ProPublica ha avuto accesso, in forza delle leggi sulla trasparenza, alle valutazioni di rischio fatte per oltre 7.000 persone arrestate nella contea di Broward in Florida tra il 2013 e il 2014 controllando quante di queste hanno commesso ulteriori crimini nei due anni seguenti. La scelta è stata fatta sullo stesso campione che l'azienda creatrice degli algoritmi ha utilizzato per valutare l'efficienza e l'efficacia del software.
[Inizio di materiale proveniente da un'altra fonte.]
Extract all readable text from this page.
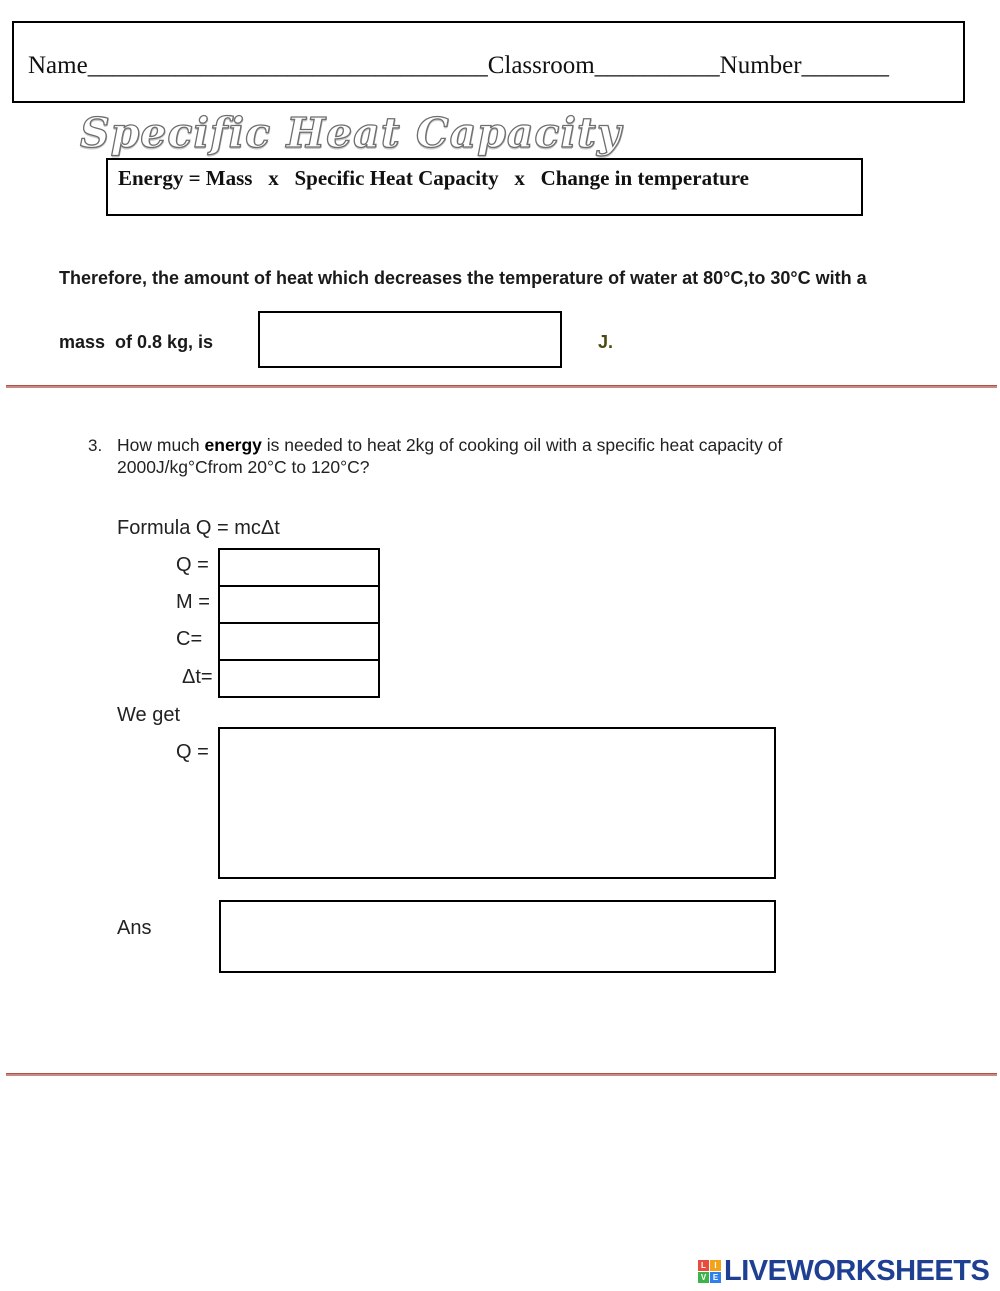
Name________________________________Classroom__________Number_______
Specific Heat Capacity
Energy = Mass   x   Specific Heat Capacity   x   Change in temperature
Therefore, the amount of heat which decreases the temperature of water at 80°C,to 30°C with a
mass  of 0.8 kg, is	J.
3. How much energy is needed to heat 2kg of cooking oil with a specific heat capacity of 2000J/kg°Cfrom 20°C to 120°C?
Formula Q = mcΔt
Q =
M =
C=
Δt=
We get
Q =
Ans
L	I
V E LIVEWORKSHEETS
Le sorprese sono arrivate dall'analisi dei dati. In primo luogo solo il 20% di coloro che erano stati indicati come potenziali recidivi ha realmente commesso ulteriori crimini. Quando sono stati presi in esame un numero maggiore di reati - compresi reati minori quali la guida con una patente scaduta - l'algoritmo ha mostrato tassi di accuratezza poco superiori al tasso di certezza che si avrebbe nell'indovinare il risultato di un lancio di una moneta. Di coloro che erano stati indicati come possibili recidivi solo il 61% è stato arrestato nei due anni seguenti.

Ancora più sconcertante è stata la valutazione dei dati scomposti per gruppi etnici: l'algoritmo è particolarmente fallace nell'indicare i giovani accusati neri come futuri criminali con un tasso doppio di errore rispetto ai bianchi e gli accusati bianchi sono stati individuati erroneamente a basso rischio più spesso degli accusati neri.
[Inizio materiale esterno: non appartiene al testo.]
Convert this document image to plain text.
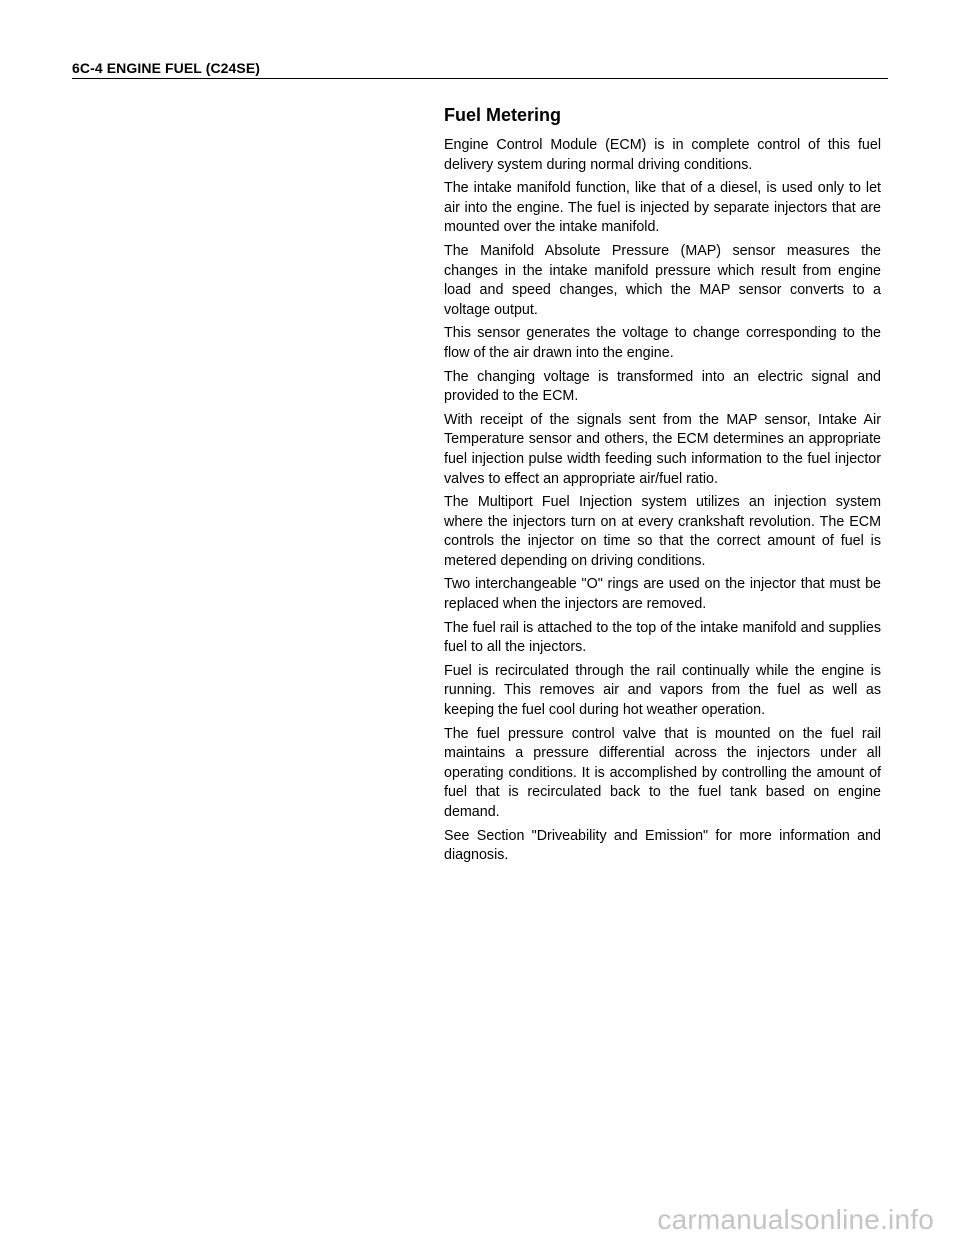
6C-4 ENGINE FUEL (C24SE)
Fuel Metering

Engine Control Module (ECM) is in complete control of this fuel delivery system during normal driving conditions.

The intake manifold function, like that of a diesel, is used only to let air into the engine. The fuel is injected by separate injectors that are mounted over the intake manifold.

The Manifold Absolute Pressure (MAP) sensor measures the changes in the intake manifold pressure which result from engine load and speed changes, which the MAP sensor converts to a voltage output.

This sensor generates the voltage to change corresponding to the flow of the air drawn into the engine.

The changing voltage is transformed into an electric signal and provided to the ECM.

With receipt of the signals sent from the MAP sensor, Intake Air Temperature sensor and others, the ECM determines an appropriate fuel injection pulse width feeding such information to the fuel injector valves to effect an appropriate air/fuel ratio.

The Multiport Fuel Injection system utilizes an injection system where the injectors turn on at every crankshaft revolution. The ECM controls the injector on time so that the correct amount of fuel is metered depending on driving conditions.

Two interchangeable "O" rings are used on the injector that must be replaced when the injectors are removed.

The fuel rail is attached to the top of the intake manifold and supplies fuel to all the injectors.

Fuel is recirculated through the rail continually while the engine is running. This removes air and vapors from the fuel as well as keeping the fuel cool during hot weather operation.

The fuel pressure control valve that is mounted on the fuel rail maintains a pressure differential across the injectors under all operating conditions. It is accomplished by controlling the amount of fuel that is recirculated back to the fuel tank based on engine demand.

See Section "Driveability and Emission" for more information and diagnosis.

carmanualsonline.info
Qualcuno potrebbe pensare che questa disparità sia stata indotta dai crimini che gli accusati avevano perpetrato in precedenza. La fedina penale in realtà non c'entra. ProPublica ha condotto esami che hanno isolato l'effetto della classificazione etnica dalla fedina penale e dal recidivismo e consequenzialmente dall'età e dal sesso. I risultati sono stati sorprendenti: in quest analisi normalizzata gli accusati neri si sono rivelati avere il 77% di probabilità in più di essere indicati con rischio maggiore di commettere futuri crimini violenti.

Una nota interessante che riporta ProPublica è che l'algoritmo è stato sviluppato da una società commerciale (for profit) la Northpointe che ha contestato in pieno l'analisi statisti di ProPublica.

La vicenda si presta a esemplificare alcune considerazioni etiche rilevanti sul mondo della tecnologia e sull'uso diffusivo di algoritmi predittivi per le scelte umane.

In primo luogo dobbiamo chiederci se questa capacità - presunta o reale - delle macchine ci possa permettere di mettere in atto sistemi legali predittivi. L'essere capaci di indicare dei profili statistici rischia di trasformare una giustizia basata sul crimine commesso in un sistema di polizia fondato sul sospetto degno dei peggiori incubi orwelliani.

In secondo luogo dobbiamo mettere a fuoco il fatto che gli algoritmi possono portare dei "pregiudizi" - di calcolo non morali - che applicati su larga scala possono dare luogo a vere e proprie ingiustizie sociali o discriminazioni.

In terzo luogo ci dobbiamo chiedere se algoritmi che regolano questioni chiave come l'amministrazione della giustizia possono essere resi invisibili perché protetti da dinamiche di proprietà intellettuale e copyright sottraendoli di fatto alla trasparenza e al controllo delle diverse componenti della società civile.

Il caso sollevato da ProPublica è un esempio lampante di come le tecnologie informatiche - specie quelle legate ai big data, al machine learning e all'intelligenza artificiale - trasformano le nostre società. Ma se il futuro potrà essere migliore, più giusto e desiderabile dipende solo dalla nostra gestione dell'innovazione.

Solo un'innovazione che diventa autentico sviluppo umano sarà realizzare un futuro migliore evitando incubi distopici.